The main reason for this is that e-learning is often seen as costly and charities need to keep their operating costs as low as possible. However, not-for-profit organisations can really benefit from e-learning software built into their digital workplace and it can help them reduce other costs once the initial investment has been made.
40 hours of continuing professional development per year
In addition, there is a push for charities to offer training opportunities. The National Council of Voluntary Organisations stated that all staff and volunteers should be offered at least 40 hours of training and education every year. This equates to just under one hour per week.
The costs for this can be very expensive, especially if teams of volunteers and staff are spread across a region and not centrally located. This is where e-learning can become the hero of volunteer organisations.

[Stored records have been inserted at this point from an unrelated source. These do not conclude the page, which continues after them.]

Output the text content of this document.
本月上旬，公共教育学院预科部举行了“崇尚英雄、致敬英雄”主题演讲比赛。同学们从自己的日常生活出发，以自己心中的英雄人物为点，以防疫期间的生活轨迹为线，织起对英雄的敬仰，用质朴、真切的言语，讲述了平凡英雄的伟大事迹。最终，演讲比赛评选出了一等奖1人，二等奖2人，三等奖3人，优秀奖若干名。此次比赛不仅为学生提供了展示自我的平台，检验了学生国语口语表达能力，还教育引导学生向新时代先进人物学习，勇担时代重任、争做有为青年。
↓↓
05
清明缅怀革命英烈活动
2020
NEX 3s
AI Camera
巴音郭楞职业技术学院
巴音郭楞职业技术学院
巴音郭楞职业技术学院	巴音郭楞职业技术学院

Here are some of the ways that e-learning can be implemented to help charities deliver on the recommended training needs of staff and volunteers.
1. Training on demand
E-learning courses can be stored on a digital system and accessed when the learner has a chance to complete the modules. Therefore, charities don’t have to worry about getting multiple staff and volunteers to one location in order to complete a course at the same time.

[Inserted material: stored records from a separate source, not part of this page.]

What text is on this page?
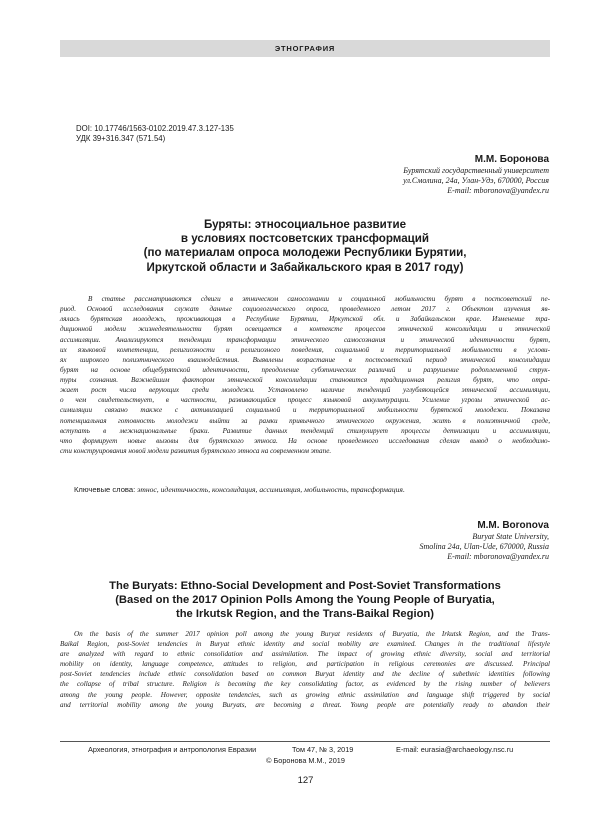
ЭТНОГРАФИЯ
DOI: 10.17746/1563-0102.2019.47.3.127-135
УДК 39+316.347 (571.54)
М.М. Боронова
Бурятский государственный университет
ул.Смолина, 24а, Улан-Удэ, 670000, Россия
E-mail: mboronova@yandex.ru
Буряты: этносоциальное развитие
в условиях постсоветских трансформаций
(по материалам опроса молодежи Республики Бурятии,
Иркутской области и Забайкальского края в 2017 году)
В статье рассматриваются сдвиги в этническом самосознании и социальной мобильности бурят в постсоветский пе-
риод. Основой исследования служат данные социологического опроса, проведенного летом 2017 г. Объектом изучения яв-
лялась бурятская молодежь, проживающая в Республике Бурятии, Иркутской обл. и Забайкальском крае. Изменение тра-
диционной модели жизнедеятельности бурят освещается в контексте процессов этнической консолидации и этнической
ассимиляции. Анализируются тенденции трансформации этнического самосознания и этнической идентичности бурят,
их языковой компетенции, религиозности и религиозного поведения, социальной и территориальной мобильности в услови-
ях широкого полиэтнического взаимодействия. Выявлены возрастание в постсоветский период этнической консолидации
бурят на основе общебурятской идентичности, преодоление субэтнических различий и разрушение родоплеменной струк-
туры сознания. Важнейшим фактором этнической консолидации становится традиционная религия бурят, что отра-
жает рост числа верующих среди молодежи. Установлено наличие тенденций углубляющейся этнической ассимиляции,
о чем свидетельствует, в частности, развивающийся процесс языковой аккультурации. Усиление угрозы этнической ас-
симиляции связано также с активизацией социальной и территориальной мобильности бурятской молодежи. Показана
потенциальная готовность молодежи выйти за рамки привычного этнического окружения, жить в полиэтничной среде,
вступать в межнациональные браки. Развитие данных тенденций стимулирует процессы детнизации и ассимиляции,
что формирует новые вызовы для бурятского этноса. На основе проведенного исследования сделан вывод о необходимо-
сти конструирования новой модели развития бурятского этноса на современном этапе.
Ключевые слова: этнос, идентичность, консолидация, ассимиляция, мобильность, трансформация.
M.M. Boronova
Buryat State University,
Smolina 24a, Ulan-Ude, 670000, Russia
E-mail: mboronova@yandex.ru
The Buryats: Ethno-Social Development and Post-Soviet Transformations
(Based on the 2017 Opinion Polls Among the Young People of Buryatia,
the Irkutsk Region, and the Trans-Baikal Region)
On the basis of the summer 2017 opinion poll among the young Buryat residents of Buryatia, the Irkutsk Region, and the Trans-
Baikal Region, post-Soviet tendencies in Buryat ethnic identity and social mobility are examined. Changes in the traditional lifestyle
are analyzed with regard to ethnic consolidation and assimilation. The impact of growing ethnic diversity, social and territorial
mobility on identity, language competence, attitudes to religion, and participation in religious ceremonies are discussed. Principal
post-Soviet tendencies include ethnic consolidation based on common Buryat identity and the decline of subethnic identities following
the collapse of tribal structure. Religion is becoming the key consolidating factor, as evidenced by the rising number of believers
among the young people. However, opposite tendencies, such as growing ethnic assimilation and language shift triggered by social
and territorial mobility among the young Buryats, are becoming a threat. Young people are potentially ready to abandon their
Археология, этнография и антропология Евразии	Том 47, № 3, 2019	E-mail: eurasia@archaeology.nsc.ru
© Боронова М.М., 2019
127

Instead, the training can be uploaded and accessed by the learners whenever they like and using a device that suits them. This can be great for volunteers who also have other commitments like work, family and health conditions that can prevent them from attending traditional training events.

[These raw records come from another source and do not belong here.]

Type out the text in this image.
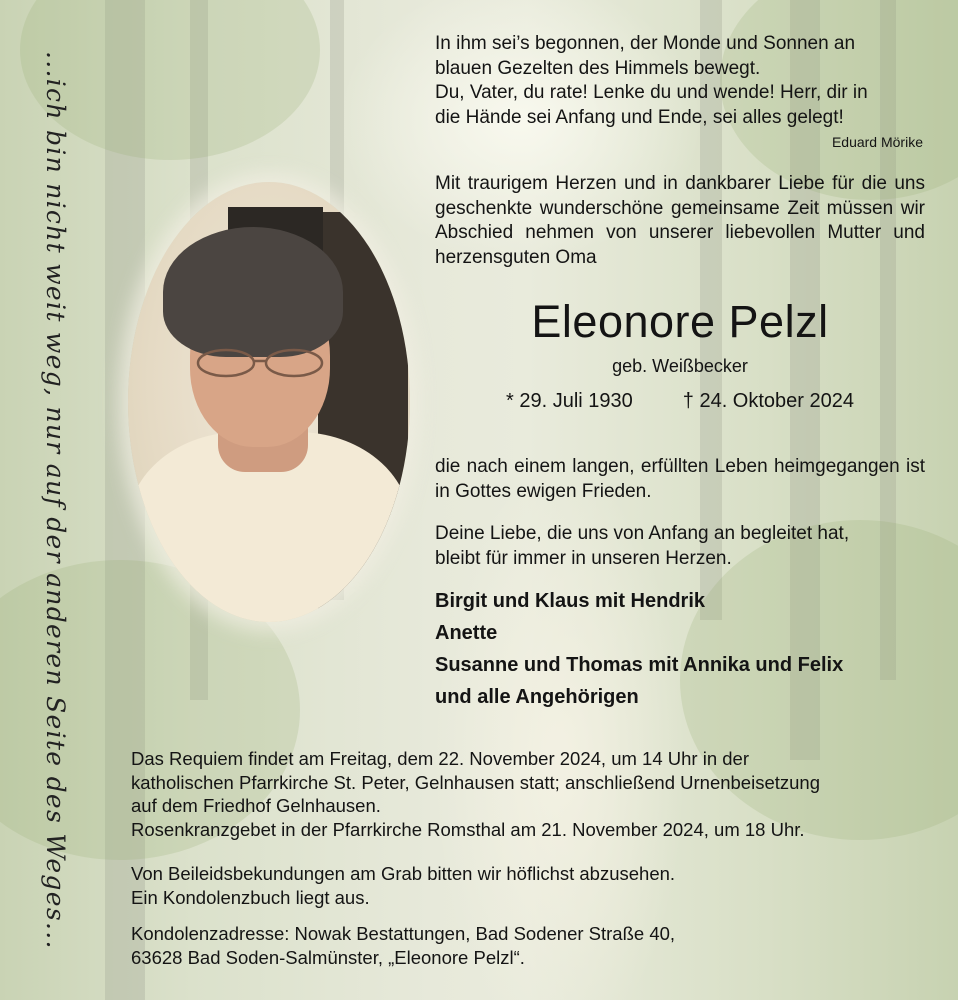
...ich bin nicht weit weg, nur auf der anderen Seite des Weges...
In ihm sei’s begonnen, der Monde und Sonnen an
blauen Gezelten des Himmels bewegt.
Du, Vater, du rate! Lenke du und wende! Herr, dir in
die Hände sei Anfang und Ende, sei alles gelegt!
Eduard Mörike
Mit traurigem Herzen und in dankbarer Liebe für die uns geschenkte wunderschöne gemeinsame Zeit müssen wir Abschied nehmen von unserer liebevollen Mutter und herzensguten Oma
Eleonore Pelzl
geb. Weißbecker
* 29. Juli 1930	† 24. Oktober 2024
die nach einem langen, erfüllten Leben heimgegangen ist in Gottes ewigen Frieden.
Deine Liebe, die uns von Anfang an begleitet hat,
bleibt für immer in unseren Herzen.
Birgit und Klaus mit Hendrik
Anette
Susanne und Thomas mit Annika und Felix
und alle Angehörigen
Das Requiem findet am Freitag, dem 22. November 2024, um 14 Uhr in der
katholischen Pfarrkirche St. Peter, Gelnhausen statt; anschließend Urnenbeisetzung
auf dem Friedhof Gelnhausen.
Rosenkranzgebet in der Pfarrkirche Romsthal am 21. November 2024, um 18 Uhr.
Von Beileidsbekundungen am Grab bitten wir höflichst abzusehen.
Ein Kondolenzbuch liegt aus.
Kondolenzadresse: Nowak Bestattungen, Bad Sodener Straße 40,
63628 Bad Soden-Salmünster, „Eleonore Pelzl“.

2. Training can be completed remotely
Another great benefit of e-learning is that you don’t need everyone to attend one location to complete courses. Many e-learning solutions can be distributed remotely so that all learners can take the course at home or in the organisation’s office.
This makes it much easier to deliver the learning courses, and it will benefit not-for-profit organisations who have offices across the country and find it difficult to gather staff in one place.
3. Training records can be kept more easily
One of the biggest challenges for volunteer organisations is the ability to accurately collect training results. When learning is done ad-hoc, or without proper tests, learners can misunderstand vital information which is then allowed to seep into the work that is completed on behalf of the organisation.
E-learning programs can include tests or assessments, so charity management teams can analyse who has understood the training materials. Therefore, they can ensure that those who might need more support are offered it.
View staff training records to monitor which e-learning courses have been successfully completed
4. Standardises training throughout the charity
Personnel within the voluntary sector can quickly change. This is usually the result of other commitments or staff moving to another position. This can cause issues with standardisation of the quality of services offered.
E-learning offers standardisation throughout an organisation, which is essential if charities want to build a good name for themselves in communities and if they want to get continued funding from government bodies and other funding sources.
5. Changes can be implemented and distributed quickly
Sometimes charities need to change the way operations are run. When these changes occur, it can be very time consuming to retrain staff and volunteers as well as introduce them to the new operating processes.
With e-learning, these challenges become far less problematic. All you need to do is create and distribute a course that introduces, teaches and tests staff and volunteers. This can be much quicker than arranging one or several training sessions and getting various people with different schedules to one location to learn about the new processes.
Create and distribute e-learning courses to your entire staff and volunteer base
6. A quicker enrolment for volunteers
One of the best benefits for a not-for-profit organisation is that e-learning can get volunteers started much quicker. As soon as a volunteer applies for a position, they can be offered the chance to undertake an e-learning course. Once taken, the volunteer can then start working with the charity.
This also helps charities attract and retain candidates who often volunteer their services and then retract their offer because getting started has taken too long.
7. Training costs can be much lower in the long-term
Training costs using e-learning can be much lower for charities once the e-learning software has been implemented. The costs of bringing in a trainer, hiring a room, arranging transport, food, drink and other necessities can actually build up and really stretch budgets.
However, once the development of an e-learning suite has been completed, charities can offer it continuously for very little. Therefore, the organisation can benefit for years with little additional costs, making it far more cost-effective for long-term operations.